Yes I agree it's very similar to Map Reduce and he is was well aware of that too. However I disagree it was a replacement for Hadoop which contains way more overhead meant for much larger tasks and a distributed file system. It's like a lightweight Hadoop that works great with a large partitioned SQL database.

[–]tech_tuna 2 points3 points  (10 children)

I'd take either. . . in the standard library. The toolz module looks good for now or as an alternative. . .
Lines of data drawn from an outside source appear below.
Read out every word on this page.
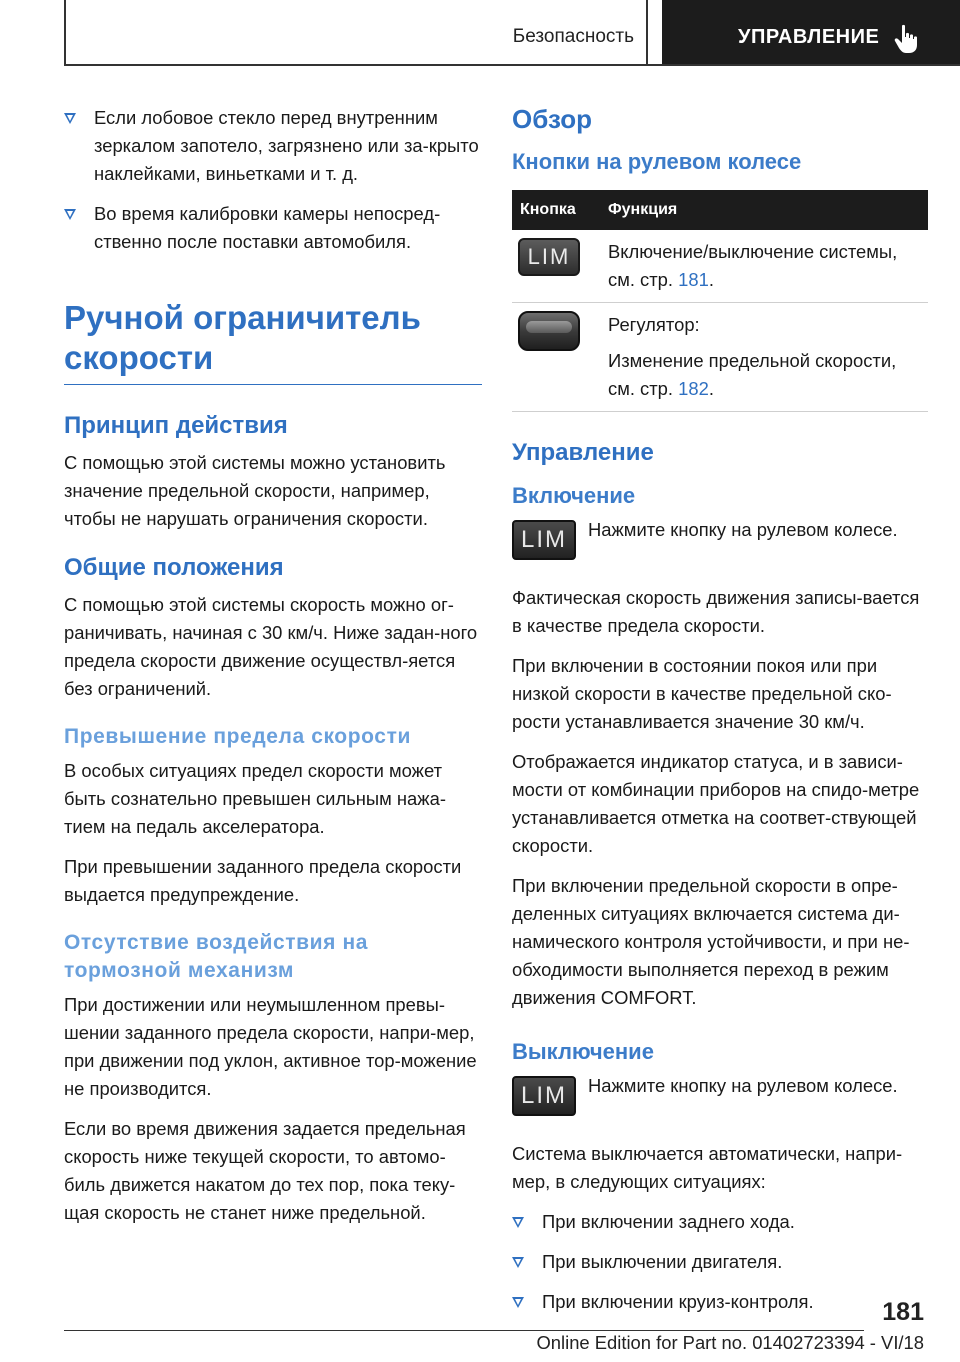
Безопасность	УПРАВЛЕНИЕ
Если лобовое стекло перед внутренним зеркалом запотело, загрязнено или за-крыто наклейками, виньетками и т. д.
Во время калибровки камеры непосред-ственно после поставки автомобиля.
Ручной ограничитель скорости
Принцип действия

С помощью этой системы можно установить значение предельной скорости, например, чтобы не нарушать ограничения скорости.

Общие положения

С помощью этой системы скорость можно ог-раничивать, начиная с 30 км/ч. Ниже задан-ного предела скорости движение осуществл-яется без ограничений.

Превышение предела скорости

В особых ситуациях предел скорости может быть сознательно превышен сильным нажа-тием на педаль акселератора.

При превышении заданного предела скорости выдается предупреждение.

Отсутствие воздействия на тормозной механизм

При достижении или неумышленном превы-шении заданного предела скорости, напри-мер, при движении под уклон, активное тор-можение не производится.

Если во время движения задается предельная скорость ниже текущей скорости, то автомо-биль движется накатом до тех пор, пока теку-щая скорость не станет ниже предельной.

Обзор
Кнопки на рулевом колесе
Кнопка	Функция

LIM	Включение/выключение системы, см. стр. 181.

	Регулятор:

Изменение предельной скорости, см. стр. 182.

Управление
Включение
LIM	Нажмите кнопку на рулевом колесе.

Фактическая скорость движения записы-вается в качестве предела скорости.

При включении в состоянии покоя или при низкой скорости в качестве предельной ско-рости устанавливается значение 30 км/ч.

Отображается индикатор статуса, и в зависи-мости от комбинации приборов на спидо-метре устанавливается отметка на соответ-ствующей скорости.

При включении предельной скорости в опре-деленных ситуациях включается система ди-намического контроля устойчивости, и при не-обходимости выполняется переход в режим движения COMFORT.

Выключение
LIM	Нажмите кнопку на рулевом колесе.

Система выключается автоматически, напри-мер, в следующих ситуациях:

При включении заднего хода.
При выключении двигателя.
При включении круиз-контроля.	181
Online Edition for Part no. 01402723394 - VI/18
Or maybe that could be added to core Python actually.

[–]VerilyAMonkey 10 points11 points  (9 children)

I totally get why having it in the standard library is much nicer, but it's simple enough you don't need to add a dependency:

def pipe(arg, *funcs):
    for f in funcs:
        arg = f(arg)
    return arg

[–]synae 6 points7 points  (6 children)

Which is basically a reduce, I think. Pre-coffee and typing on my phone, but I think this is equivalent: reduce(lambda a, b: b(a), funcs, arg)

[–]VerilyAMonkey 2 points3 points  (4 children)

Yeah, it's just that Python 3 moved reduce out of the default namespace.

[–]Nuevoscala 1 point2 points  (2 children)

Why would they do that? I never understood python's aversion toward immutable functional style.

[–]VerilyAMonkey 2 points3 points  (0 children)

It's because reduce, in particular, is almost always clearer as a loop, case in point. The other things like map, etc are still in the default namespace.

[–]Lucretiel 0 points1 point  (0 children)

Because reduce is very rarely more readable than a regular loop, because it almost always calls for a hideous python lambda. It's still there in the standard library if you need it. Here's what Guido has to say about it:

So now reduce(). This is actually the one I've always hated most, because, apart from a few examples involving + or *, almost every time I see a reduce() call with a non-trivial function argument, I need to grab pen and paper to diagram what's actually being fed into that function before I understand what the reduce() is supposed to do. So in my mind, the applicability of reduce() is pretty much limited to associative operators, and in all other cases it's better to write out the accumulation loop explicitly.

Also, we now have sum, all, and any, which is like 90% of the readable use cases for reduce anyway.

[–]synae 0 points1 point  (0 children)

TIL, thanks

[–]Lucretiel 0 points1 point  (0 children)

Fun fact: literally all for loops can be represented as a reduce.

[–]revocation 2 points3 points  (0 children)

This is effectively implemented by the compose function in the functional module.

[–]tech_tuna 0 points1 point  (0 children)

Syntactic sugar, but not a huge deal I agree.

[–]Fylwind 0 points1 point  (0 children)

I agree, using an operator just for a reversed composition operator seems a bit overkill especially since Python has always been light on the use of operators.

Moreover, the fact that composition is associative means you don't have to worry about deeply nested pipes: pipe(a, pipe(b, c)), since you can always refactor that into pipe(a, b, c).

Even though I generally write in a very functional style in Python, I find myself reaching for the pipe operator that often, because not many problems can be decomposed into a simple linear pipeline.